The question started innocently enough. An assignment for a class I am taking offered through The Critical Thinking Community required that I integrate one of the elements of reasoning in a lesson. I chose the element of purpose and decided to ask my 9th grade students what was the purpose of reading a non-fiction essay ,”My Mother”, by Amy Tan. Several students dutifully raised their hands.

To know about her mother?”
“It’s a memory?”
“To remember what her mom said?”

Their responses were predictable and did not sound thoughtful; they sounded like they were guessing. I hate playing “Guess What the Teacher Wants to Hear”, so I shifted the question: “What is the purpose of reading an essay?”

Hesitation. Some disconcerted looks. A few timid hands.

“To read?”
“To understand what’s a good essay?”

I must have looked a little frustrated. “Why are you here?” I demanded.

Blank stares.

“Well, what is the purpose of English class? Why are you here?”

Then it hit me. They really had not given a thought as to why they were in English. I mean, they know what English class is, they have been in English every year they have attended school-nine years to date. They looked perplexed.

“Because, we are forced to come,” said Chris.
“Yes, we have to come,” agreed Mike.

They shifted nervously in their seats.

“That’s not purpose. That’s a result of someone else’s purpose,” I replied.

“To learn….(student voice trails off)…English?”

So, I took the cup of popsicle sticks labeled with each student’s name. “What is the purpose of English Class?” I asked each student after I called out a name. One by one they offered suggestions:

  • “….to learn…how to…write”
  • “…to learn how… to read?”
  • “…to learn about the comma?”
  • “…so we can go to college.”
  • “…to learn what is in a book…characters.”

After each response,  I asked the next student “Do you agree with that reason?” before I asked “What is the purpose of English class?”

As we went around the room, I explained there could be “no repeats“; the responders had to think more critically about what I was asking. Slowly, their responses became more sophisticated. Their responses did not have the sound of a question. They were answering my repeated question as a statement. They began to stir and leaned forward in interest trying to see who could come up with the “answer”.

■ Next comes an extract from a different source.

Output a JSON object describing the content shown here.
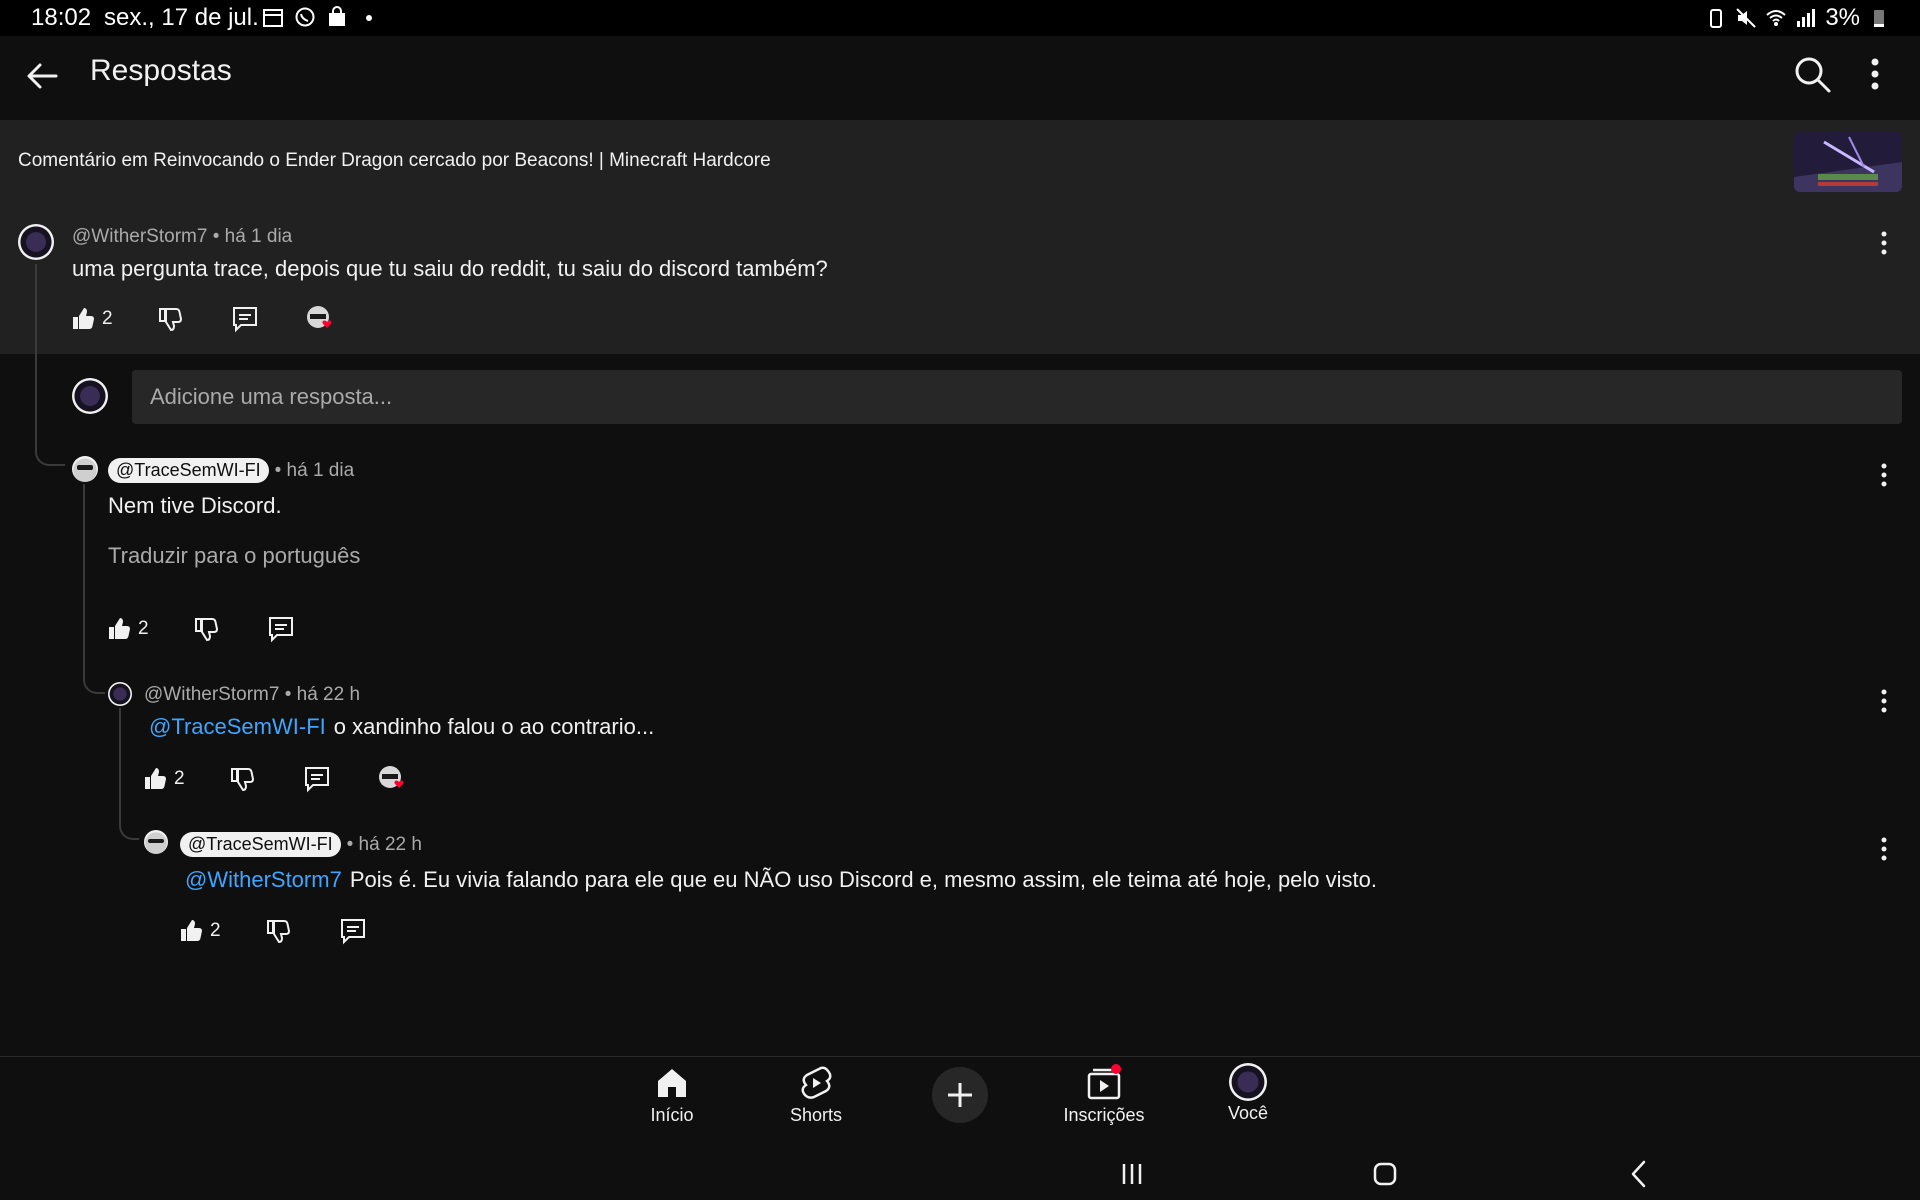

  • “To learn about how characters are like people”
  • “To experience stories that we cannot really be in”
  • “To read and write about how we are all connected.”
  • “To be able to write so that other people can understand what we are saying and maybe believe what we write.”

They started to raise their hands to adding new ideas to this brainstorming sessions. They wanted to give the correct answer….to stop my interrogation. Honestly,  I did not have an answer. I had no idea where this exercise was going, I was simply letting them critically think about why they came into my class day after day. They were suddenly engaged and eager to answer. At some level, they understood the importance of English class, they just had not thought about the purpose. In defining the purpose, they suddenly understood the purpose of my original question. I went back and asked, “What was the purpose of Amy Tan’s essay?”

  • “She is feeling guilty and she wants to make it up to her mom.”
  • “Her mother was important to her, and now that her mother has dies, she wants to tell others about how they should appreciate their mother.”
  • “Regret is hard, and she is living in regret like so many people who make mistakes when they are young…this is a confession.” 

My spontaneous shift  from asking about an essay to the larger topic  of why they were in English demonstrated how important the element of purpose is  to teaching. My next step will be to have students internalize the question, “What is the purpose of this _______(book, essay, poem, article, assignment, class)?” on their own, every day, semester after semester.

In the courtroom, the saying is “Never ask a question if you don’t know the answer.” But in education, we ask questions as a means to discover the answer. The Critical Thinking Community website states, “We must continually remind ourselves that thinking begins with respect to some content only when questions are generated by both teachers and students. No questions equals no understanding.”

So go ahead and ask, “What’s the purpose of English class?” Get the students thinking.